I went out and I found it fitting my world was covered under a blanket of white. I don't think black is a very suitable mourning color; I think it should be white. (Persephone's wedding dress was white, after all, and she was in mourning the entire time). But the family kept creeping back into my mind. They won't let me become a bump in an apartment filled with your jackets that don't even smell like you anymore. They called and they slipped notes under my door as if they were children writing love letters to first crushes. (Not that I am complaining because by Gods, they have kept me sane in your absence.)

Marcus, I loved it. The cold sugar-snap-pea freshness of the air. The white. The crunch of my feet in the snow. The fact the entire family was at the inn—you remember that places? we went for tea there once and laughed until we cried—and it hurt so very nicely.

That scared me a little.

Because it means that I'm pulling the turtle neck over my head and I don't really want to. I just want to stay in it where it is warm. And dark. Just a little longer.

I love you and I miss you so much sometimes I lay in the middle of the floor and weep at the ceiling. I break apart a little bit less everyday, but that just means I am starting to forget bits of you. There aren't any words to describe the sort of panic that fills me when I realize the majority of healing means forgetting what made you broken in the first place.

I love you, Elena

Elena Granger

Date: 2011-02-12 20:11 EST
Scribbled quickly in a navy blue moleskin journal kept near her husbands desk:

I am not even going to look at the god damned front door until the 14th is good and over with.

Elena Granger

Date: 2011-03-22 19:53 EST
Written in Elena's navy blue moleskin journal:

When we dated I had told him how I had hated diamonds and what they stood for. Bent-backs, blood and wars, greed and consumerism were things I did not want to wear on my finger and remind me of love. He agreed and said, with a boyish smile, 'Well if I ever wanted to marry a girl as stubborn as you, I'll buy her something other than diamonds.'

He bought me a star sapphire that against my finger I almost believed it was a little piece of heaven trapped in velvet blue. He set it in white-gold. I love silver, but he said it would have been too soft for hands always tangled in the messes of little ones.

He was always that thoughtful. He was perfect.

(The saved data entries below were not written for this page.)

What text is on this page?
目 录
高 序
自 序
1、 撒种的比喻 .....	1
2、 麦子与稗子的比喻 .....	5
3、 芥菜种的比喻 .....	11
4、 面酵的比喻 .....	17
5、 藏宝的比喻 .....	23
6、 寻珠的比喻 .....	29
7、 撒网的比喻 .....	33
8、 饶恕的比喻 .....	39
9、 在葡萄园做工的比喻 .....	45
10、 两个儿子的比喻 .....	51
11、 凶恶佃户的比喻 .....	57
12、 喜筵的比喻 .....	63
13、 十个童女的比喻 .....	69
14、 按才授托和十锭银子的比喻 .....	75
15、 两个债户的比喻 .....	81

I don't think I want to go to heaven when I die. I want to become a little light in the sky. That way, when the night becomes too much to bear, when the silence and the rustle of sheets sound like hearts breaking, when memories are all that is left—someone like me will open their window or stand on the road and look up. They'll see me winking, a little star in velvet blue and they will take some sort of odd comfort from it. They will see a whole sky filled with tiny little lights and know that some where, maybe on one of those little dots, someone else is swimming through loneliness and looking back.

I want to thank him for loving me. I want to be a little light in someone's life.